Unfortunately, people don’t have such instincts, or outthink them, and therefore, don’t eat only one type of food at a time. Instead, we consume many types of food together in a single meal, including those with high amounts of free Lysine and other foods that have high amounts of free Arginine. Thus, we lose the many benefits of Arginine that we could otherwise enjoy.
Note: If one’s cells are uptaking more Arginine than Lysine each day, a potentially bad result will be increased viral activation — leading to cold sores and other herpes complications. Therefore, one needs to ensure that one doesn’t become unbalanced to the Arginine side of amino acid consumption. An easy way to measure this is to notice whether or not you are experiencing viral activations. If not, then you’re probably balancing your Arginine and Lysine intake well enough. Please review this table of commonly eaten foods showing free Arginine and free Lysine levels to get an idea of the foods needed to balance Arginine supplementation. Hint: You’ll notice that Lysine rich foods are more often consumed by most people than Arginine rich foods.
Are There People Who Should Not Supplement With Arginine?
Yes!
While in general terms, Arginine supplementation, for an average sized adult up to a rate of about 20 grams of Arginine per day is beneficial, yet each and every person must determine (in consultation with his/her health care provider) if Arginine supplementation would be specifically beneficial to his/her body, or not. There is risk inherent in being unique – that cannot be addressed from a website or general recommendation.

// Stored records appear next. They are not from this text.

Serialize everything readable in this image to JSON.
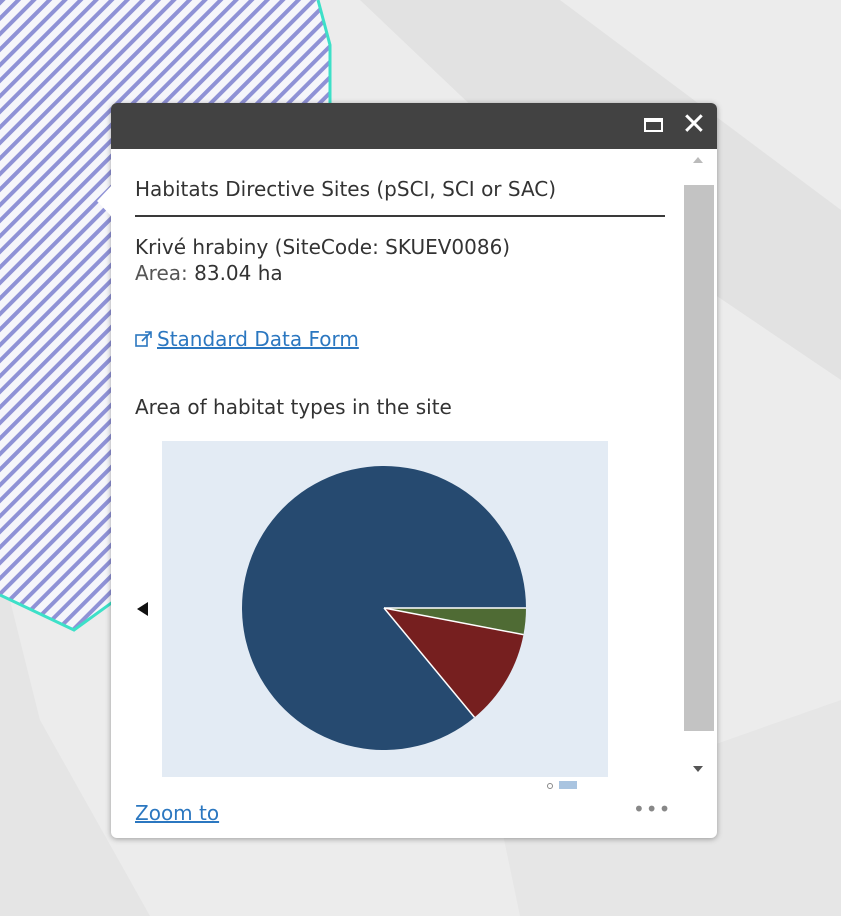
{
  "popup": {
    "title": "Habitats Directive Sites (pSCI, SCI or SAC)",
    "site_name": "Krivé hrabiny",
    "site_code_text": "(SiteCode: SKUEV0086)",
    "area_label": "Area:",
    "area_value": "83.04 ha",
    "link_label": "Standard Data Form",
    "chart_title": "Area of habitat types in the site",
    "zoom_label": "Zoom to",
    "more_label": "•••",
    "close_label": "✕"
  },
  "icons": {
    "maximize": "maximize-icon",
    "close": "close-icon",
    "external_link": "external-link-icon",
    "previous": "chevron-left-icon",
    "more": "more-icon"
  },
  "colors": {
    "titlebar": "#424242",
    "link": "#2b77c0",
    "chart_background": "#e3ebf4",
    "map_hatch": "#8f92d6",
    "map_boundary": "#3de0c8"
  },
  "chart_data": {
    "type": "pie",
    "title": "Area of habitat types in the site",
    "slices": [
      {
        "value": 86,
        "color": "#264a70"
      },
      {
        "value": 11,
        "color": "#761f1f"
      },
      {
        "value": 3,
        "color": "#4f6b34"
      }
    ]
  }
}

Below, are some guidelines as to who should not supplement with Arginine. These guidelines are not complete, so you must look to your personal health care provider for final recommendations.
- Again, one of the important things to remember in the field of physiology and nutrition is that people’s individual situations are unique and therefore consulting with one’s health professional who understands how to proceed in light of one’s unique situation is ALWAYS advisable.
- No one under the age of 23 should supplement with Arginine without the express approval by his/her health care professional since growth hormone levels could become too high.
- Arginine is a powerful, tissue growth accelerating nutrient. This means that Arginine supplementation could be very harmful for persons with cancer, for pregnant women and their gestating babies and for nursing babies.
- Persons with liver or kidney disease do not process foods nor dispose of metabolic byproducts in the same way or as efficiently as persons without such health challenges. Therefore, these persons must discuss the advisability of arginine supplementation in their particular cases.
- Persons with viral diseases may already be unbalanced to the Arginine side, and additional Arginine would only serve to exacerbate viral activity. Persons with any type of herpes, and especially ocular or brain herpes, should not supplement with Arginine, except with the supervision and recommendation of one’s health professional.
Will Embla Arginine’s Cardio Care or Cardio Pro Cause Free Radical Damage to the Body?
All foods result in free radical damage to the body. It is the nature of life that metabolism (extracting energy and nutrients from food) both nourishes our cells and damages our cells because of free radical production that is coincident to energy production.
Embla Arginine, however, has been designed to minimize free radical damage. It provides your body with powerful antioxidant properties (free radical combating properties) and cell membrane protecting properties. The fact is that the calorie content of Embla Arginine is so low and the antioxidant properties are so high that by consuming Embla Arginine, less free radical damage will be occuring in your body than if you did not consume it.